3.3.4 merge with basic template

  • first, remove the speaker:

  • merge:

  • you have to choose the <LLDM_exmaralda_basictemplate.exb> and double click on it, if it then appears in the box below, you can click <merge>. this will combine the tiers of both your transcription and the basic template.

  • now there should be a partitur with all 6 tiers from the basic transcript plus your transcription
  • clean up the transcription and remove the time labels as follows

3.3.5 speakertable

  • edit the speakertable to relabel the tiers:

  • here you insert the speaker abbreviation as label from the .pdf (e.g. MIM), the language used in the transcript and the L1/L2 if named in the questionaire.
  • then fill in the values of the template attributes for the speaker with the corresponding values of the transcript (from the questionaire)
    • left is the attribute name, right the value which is to adapt
  • if all works well, the partitur should now display tiers labeled with your participant + the category like

  • remove the obsolete [v] tier which is redundant of the basic template.

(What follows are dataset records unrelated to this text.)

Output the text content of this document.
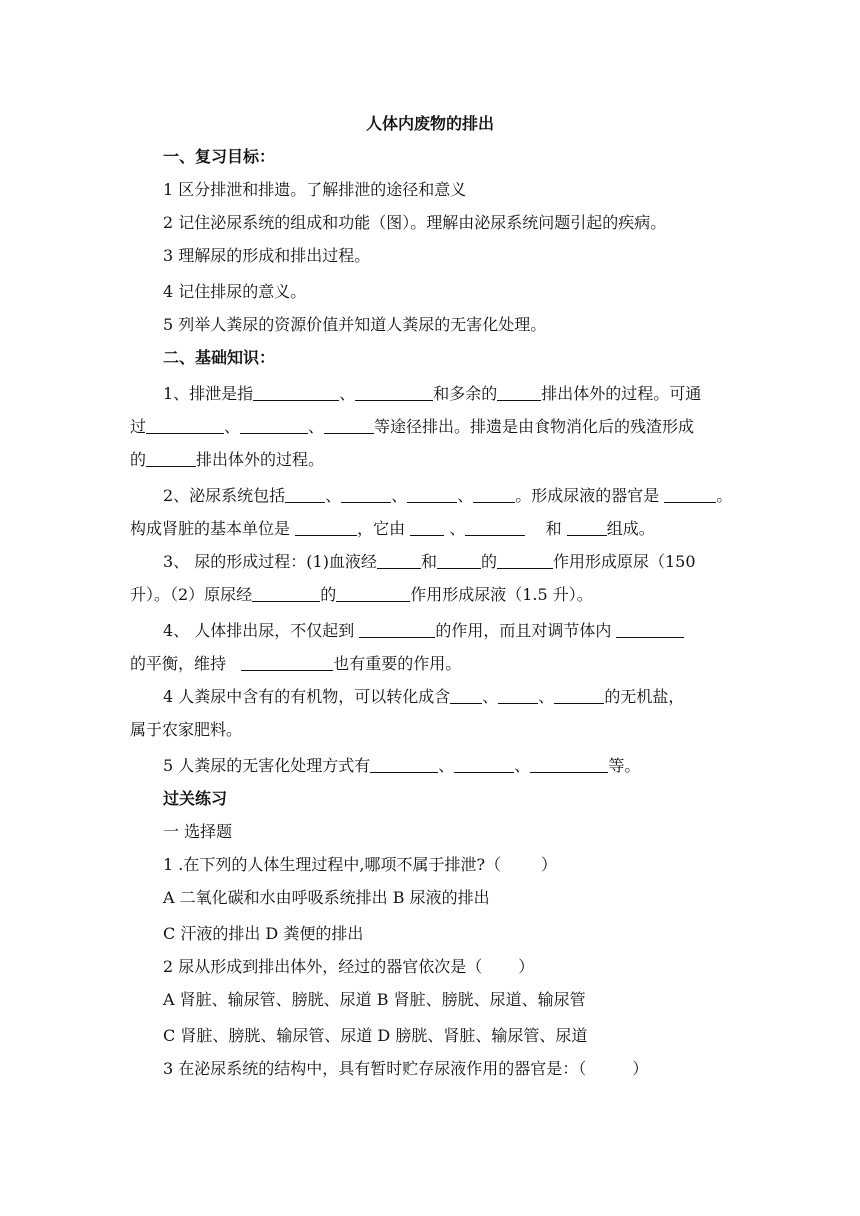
人体内废物的排出
一、复习目标：
1 区分排泄和排遗。了解排泄的途径和意义
2 记住泌尿系统的组成和功能（图）。理解由泌尿系统问题引起的疾病。
3 理解尿的形成和排出过程。
4 记住排尿的意义。
5 列举人粪尿的资源价值并知道人粪尿的无害化处理。
二、基础知识：
1、排泄是指	、	和多余的	排出体外的过程。可通
过	、	、	等途径排出。排遗是由食物消化后的残渣形成
的	排出体外的过程。
2、泌尿系统包括	、	、	、	。形成尿液的器官是	。
构成肾脏的基本单位是	，它由	、	和	组成。
3、 尿的形成过程：(1)血液经	和	的	作用形成原尿（150
升）。（2）原尿经	的	作用形成尿液（1.5 升）。
4、 人体排出尿，不仅起到	的作用，而且对调节体内
的平衡，维持	也有重要的作用。
4 人粪尿中含有的有机物，可以转化成含 、	、	的无机盐，
属于农家肥料。
5 人粪尿的无害化处理方式有	、	、	等。
过关练习
一 选择题
1 .在下列的人体生理过程中,哪项不属于排泄?（	）
A 二氧化碳和水由呼吸系统排出 B 尿液的排出
C 汗液的排出 D 粪便的排出
2 尿从形成到排出体外，经过的器官依次是（ ）
A 肾脏、输尿管、膀胱、尿道 B 肾脏、膀胱、尿道、输尿管
C 肾脏、膀胱、输尿管、尿道 D 膀胱、肾脏、输尿管、尿道
3 在泌尿系统的结构中，具有暂时贮存尿液作用的器官是：（	）
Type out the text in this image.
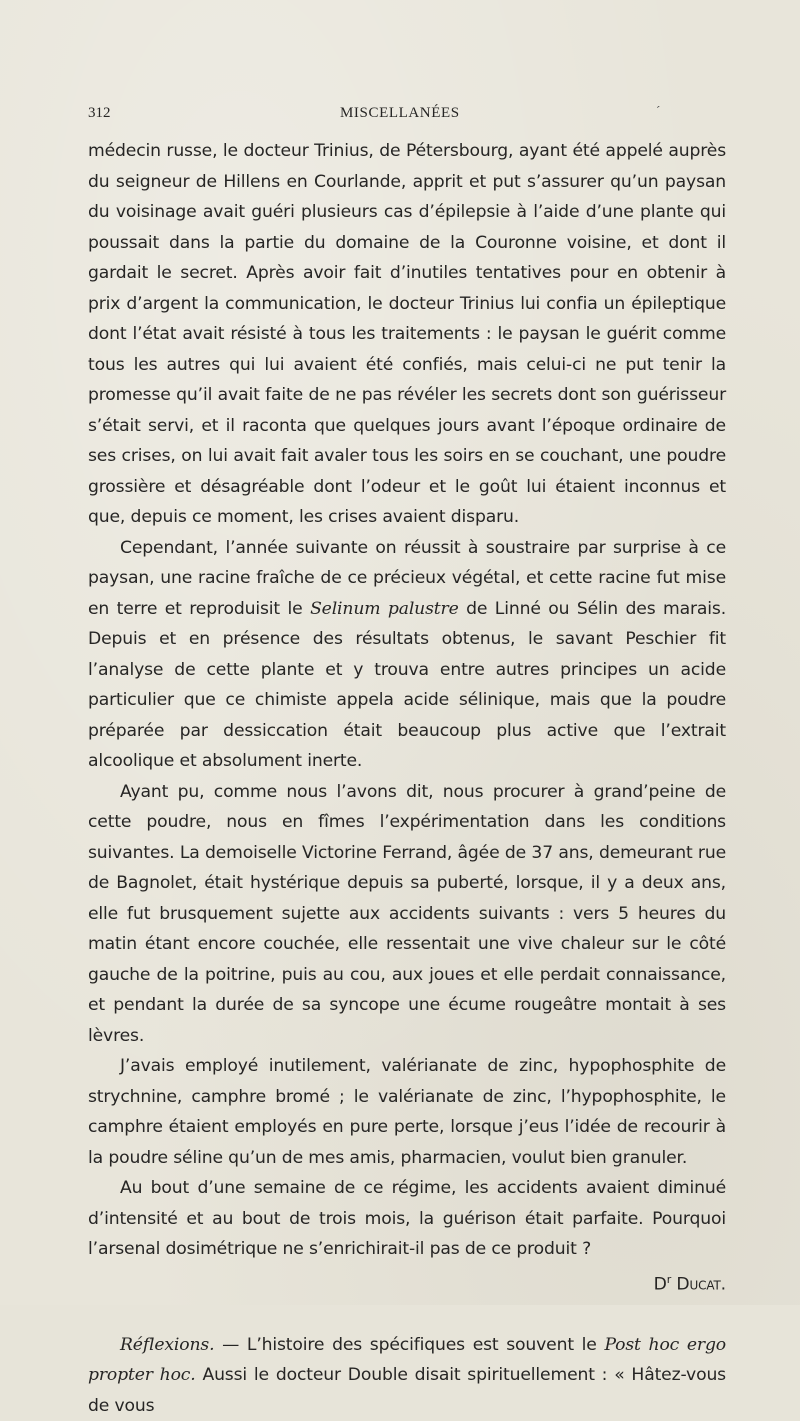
312	MISCELLANÉES	´

médecin russe, le docteur Trinius, de Pétersbourg, ayant été appelé auprès du seigneur de Hillens en Courlande, apprit et put s’assurer qu’un paysan du voisinage avait guéri plusieurs cas d’épilepsie à l’aide d’une plante qui poussait dans la partie du domaine de la Couronne voisine, et dont il gardait le secret. Après avoir fait d’inutiles tentatives pour en obtenir à prix d’argent la communication, le docteur Trinius lui confia un épileptique dont l’état avait résisté à tous les traitements : le paysan le guérit comme tous les autres qui lui avaient été confiés, mais celui-ci ne put tenir la promesse qu’il avait faite de ne pas révéler les secrets dont son guérisseur s’était servi, et il raconta que quelques jours avant l’époque ordinaire de ses crises, on lui avait fait avaler tous les soirs en se couchant, une poudre grossière et désagréable dont l’odeur et le goût lui étaient inconnus et que, depuis ce moment, les crises avaient disparu.

Cependant, l’année suivante on réussit à soustraire par surprise à ce paysan, une racine fraîche de ce précieux végétal, et cette racine fut mise en terre et reproduisit le Selinum palustre de Linné ou Sélin des marais. Depuis et en présence des résultats obtenus, le savant Peschier fit l’analyse de cette plante et y trouva entre autres principes un acide particulier que ce chimiste appela acide sélinique, mais que la poudre préparée par dessiccation était beaucoup plus active que l’extrait alcoolique et absolument inerte.

Ayant pu, comme nous l’avons dit, nous procurer à grand’peine de cette poudre, nous en fîmes l’expérimentation dans les conditions suivantes. La demoiselle Victorine Ferrand, âgée de 37 ans, demeurant rue de Bagnolet, était hystérique depuis sa puberté, lorsque, il y a deux ans, elle fut brusquement sujette aux accidents suivants : vers 5 heures du matin étant encore couchée, elle ressentait une vive chaleur sur le côté gauche de la poitrine, puis au cou, aux joues et elle perdait connaissance, et pendant la durée de sa syncope une écume rougeâtre montait à ses lèvres.

J’avais employé inutilement, valérianate de zinc, hypophosphite de strychnine, camphre bromé ; le valérianate de zinc, l’hypophosphite, le camphre étaient employés en pure perte, lorsque j’eus l’idée de recourir à la poudre séline qu’un de mes amis, pharmacien, voulut bien granuler.

Au bout d’une semaine de ce régime, les accidents avaient diminué d’intensité et au bout de trois mois, la guérison était parfaite. Pourquoi l’arsenal dosimétrique ne s’enrichirait-il pas de ce produit ?

$D^r$ Ducat.

Réflexions. — L’histoire des spécifiques est souvent le Post hoc ergo propter hoc. Aussi le docteur Double disait spirituellement : « Hâtez-vous de vous
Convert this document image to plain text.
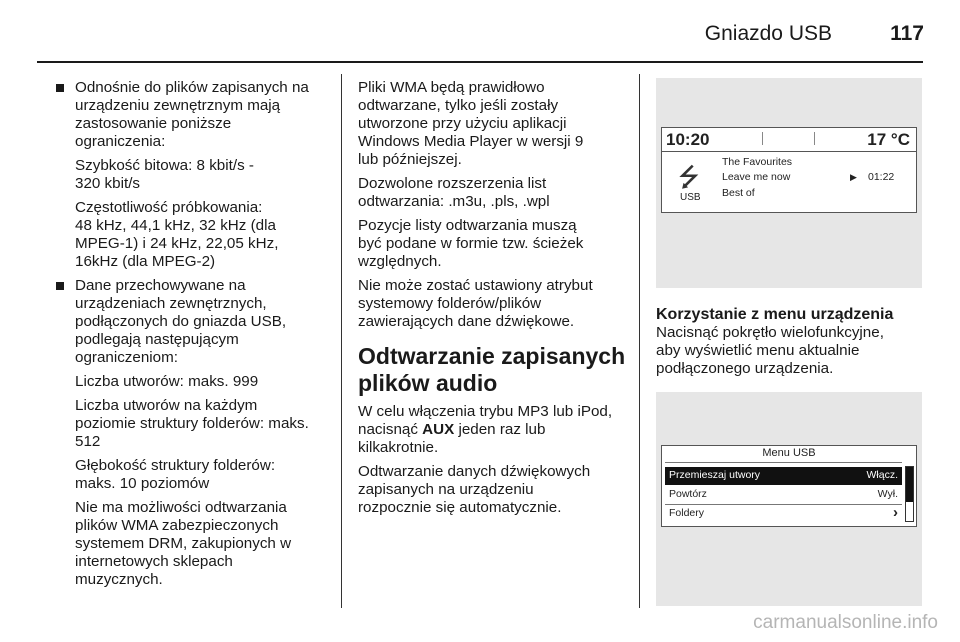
Gniazdo USB	117

Odnośnie do plików zapisanych na
urządzeniu zewnętrznym mają
zastosowanie poniższe
ograniczenia:

Szybkość bitowa: 8 kbit/s -
320 kbit/s

Częstotliwość próbkowania:
48 kHz, 44,1 kHz, 32 kHz (dla
MPEG-1) i 24 kHz, 22,05 kHz,
16kHz (dla MPEG-2)

Dane przechowywane na
urządzeniach zewnętrznych,
podłączonych do gniazda USB,
podlegają następującym
ograniczeniom:

Liczba utworów: maks. 999

Liczba utworów na każdym
poziomie struktury folderów: maks.
512

Głębokość struktury folderów:
maks. 10 poziomów

Nie ma możliwości odtwarzania
plików WMA zabezpieczonych
systemem DRM, zakupionych w
internetowych sklepach
muzycznych.

Pliki WMA będą prawidłowo
odtwarzane, tylko jeśli zostały
utworzone przy użyciu aplikacji
Windows Media Player w wersji 9
lub późniejszej.

Dozwolone rozszerzenia list
odtwarzania: .m3u, .pls, .wpl

Pozycje listy odtwarzania muszą
być podane w formie tzw. ścieżek
względnych.

Nie może zostać ustawiony atrybut
systemowy folderów/plików
zawierających dane dźwiękowe.

Odtwarzanie zapisanych
plików audio

W celu włączenia trybu MP3 lub iPod,
nacisnąć AUX jeden raz lub
kilkakrotnie.

Odtwarzanie danych dźwiękowych
zapisanych na urządzeniu
rozpocznie się automatycznie.

10:20	17 °C
⭍
USB
The Favourites
Leave me now
Best of
▶ 01:22
Korzystanie z menu urządzenia

Nacisnąć pokrętło wielofunkcyjne,
aby wyświetlić menu aktualnie
podłączonego urządzenia.

Menu USB
Przemieszaj utwory	Włącz.
Powtórz	Wył.
Foldery	›
carmanualsonline.info
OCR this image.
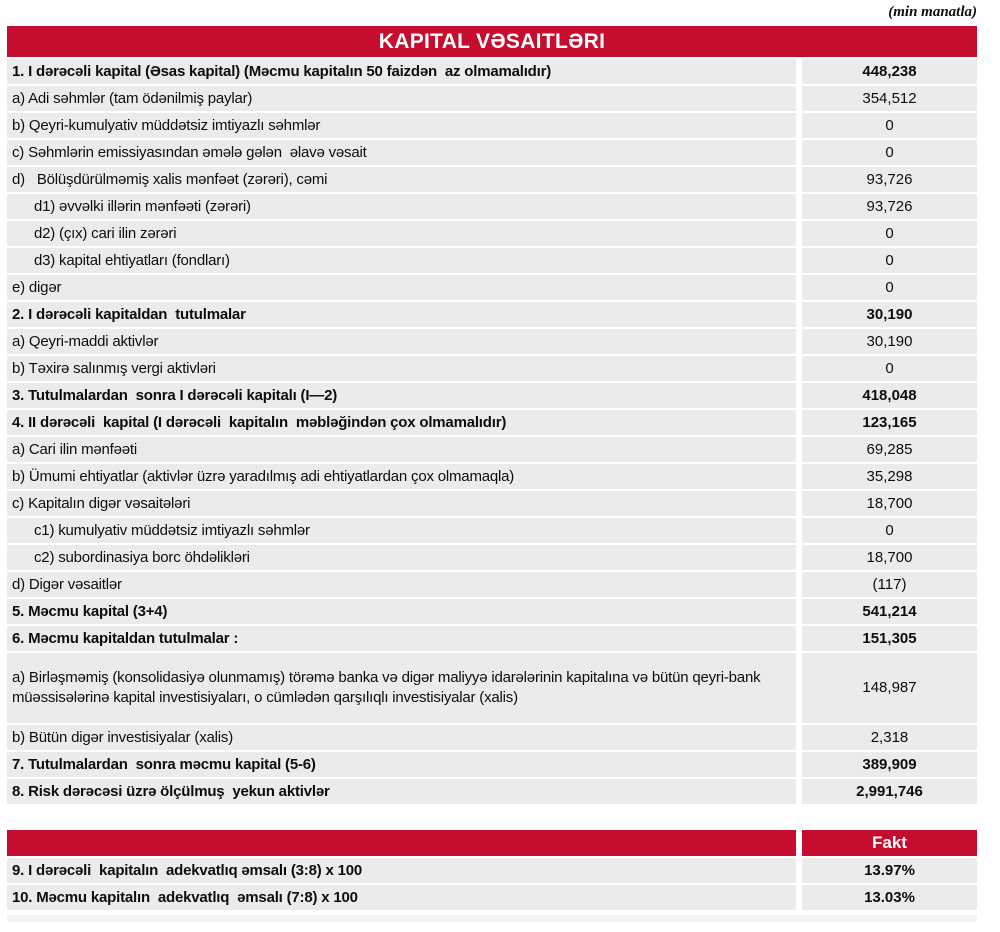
(min manatla)
KAPITAL VƏSAITLƏRI	
1. I dərəcəli kapital (Əsas kapital) (Məcmu kapitalın 50 faizdən  az olmamalıdır)	448,238
a) Adi səhmlər (tam ödənilmiş paylar)	354,512
b) Qeyri-kumulyativ müddətsiz imtiyazlı səhmlər	0
c) Səhmlərin emissiyasından əmələ gələn  əlavə vəsait	0
d)   Bölüşdürülməmiş xalis mənfəət (zərəri), cəmi	93,726
d1) əvvəlki illərin mənfəəti (zərəri)	93,726
d2) (çıx) cari ilin zərəri	0
d3) kapital ehtiyatları (fondları)	0
e) digər	0
2. I dərəcəli kapitaldan  tutulmalar	30,190
a) Qeyri-maddi aktivlər	30,190
b) Təxirə salınmış vergi aktivləri	0
3. Tutulmalardan  sonra I dərəcəli kapitalı (I—2)	418,048
4. II dərəcəli  kapital (I dərəcəli  kapitalın  məbləğindən çox olmamalıdır)	123,165
a) Cari ilin mənfəəti	69,285
b) Ümumi ehtiyatlar (aktivlər üzrə yaradılmış adi ehtiyatlardan çox olmamaqla)	35,298
c) Kapitalın digər vəsaitələri	18,700
c1) kumulyativ müddətsiz imtiyazlı səhmlər	0
c2) subordinasiya borc öhdəlikləri	18,700
d) Digər vəsaitlər	(117)
5. Məcmu kapital (3+4)	541,214
6. Məcmu kapitaldan tutulmalar :	151,305
a) Birləşməmiş (konsolidasiyə olunmamış) törəmə banka və digər maliyyə idarələrinin kapitalına və bütün qeyri-bank müəssisələrinə kapital investisiyaları, o cümlədən qarşılıqlı investisiyalar (xalis)	148,987
b) Bütün digər investisiyalar (xalis)	2,318
7. Tutulmalardan  sonra məcmu kapital (5-6)	389,909
8. Risk dərəcəsi üzrə ölçülmuş  yekun aktivlər	2,991,746
	Fakt
9. I dərəcəli  kapitalın  adekvatlıq əmsalı (3:8) x 100	13.97%
10. Məcmu kapitalın  adekvatlıq  əmsalı (7:8) x 100	13.03%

  • instead, assign the correct speaker to your <TXT> tier:

3.3.6 metadata

  • edit the transcript metadata:

  • choose <template> and open the LLDM_basictemplate

  • like above replace the values of the template attributes for the metadata with the corresponding values of the transcript (from the questionaire)
    • left is the attribute name, right the value which is to adapt
  • add project name and transcription name according to scheme

3.3.6.1 fin

print("voila:")
print("dont forget to save your work!")

3.4 transcription: from audio

3.4.1 preliminary

  • download the audio you want to transcribe from the box
  • NOTE: generally the audio has to be anonymised in another step, see sec. 6
  • open the audio preferably in audacity, but you can use any player that plays .mp3 files and enables you to navigate conveniently in the timeline of the audio
  • open a simple plain text editor, word is also possible, you have to save the file in plain .txt format (UTF-8 encoded) at the end.

3.4.2 transcription

  • transcribe everything that you hear exactly as you hear it. that means, you can interprete what you hear if something is unclear, but you should NO WAY correct for errors of the participant you perceive.
  • that is: you transcribe any style, grammar etc. errors as you perceive them and annotate these within the transcript. use a consistent markup that allows you to later transfer you annotations to an exmaralda error annotation tier. you could do it like this:

excerpt:

aber man sollte mit#nonstandard# Personen nach dem Charakter beurteilen und wenn man das nicht macht, dann bist du auf den#nonstandard case# falschen Weg und dann bekommst du auch die (...) nicht guten#style# Freunde
  • pauses are transcribed as (…) for longer and (.) for very short micropauses
    • be sure that you type three dots and not use the automatically condensed three dots of word. (i really disencourage you to using word, for 1000 other reasons. use this one (VS Code) for example or any other simple text editor for your system.)
  • save the transcription according to the scheme, e.g. SESB-12_VED_DE_ON_PAB_20240110.txt

3.4.3 import to exmaralda

  • open the partitur editor
  • choose <file><new> to create a new document
  • copy the content of your transcription (the copied text should not contain anything but the transcribed text + error annotation, no meta information) in one step. i.e. you should have the complete transcribed text in the clipboard now
  • paste the text into the segment labeled <1>
  • important: save the transcription now according to the scheme

3.4.4 tokenisation, pos-tagging, lemmatization

  • open the weblicht interface of exmaralda

  • get you an API key from the website to fill in the key

  • if something goes wrong, try to clean up the transcription with <transcription><clean up> before applying the weblicht tool. that will remove any unused segments.

if everything works well the transcription should now include a lemma and pos-tag tier.

3.4.5 merge with basic template and edit metadata

follow the steps in section 3.3 to get the annotation tiers and metadata scheme into your transcription and to edit the metadata/speakertable and assign the speakers.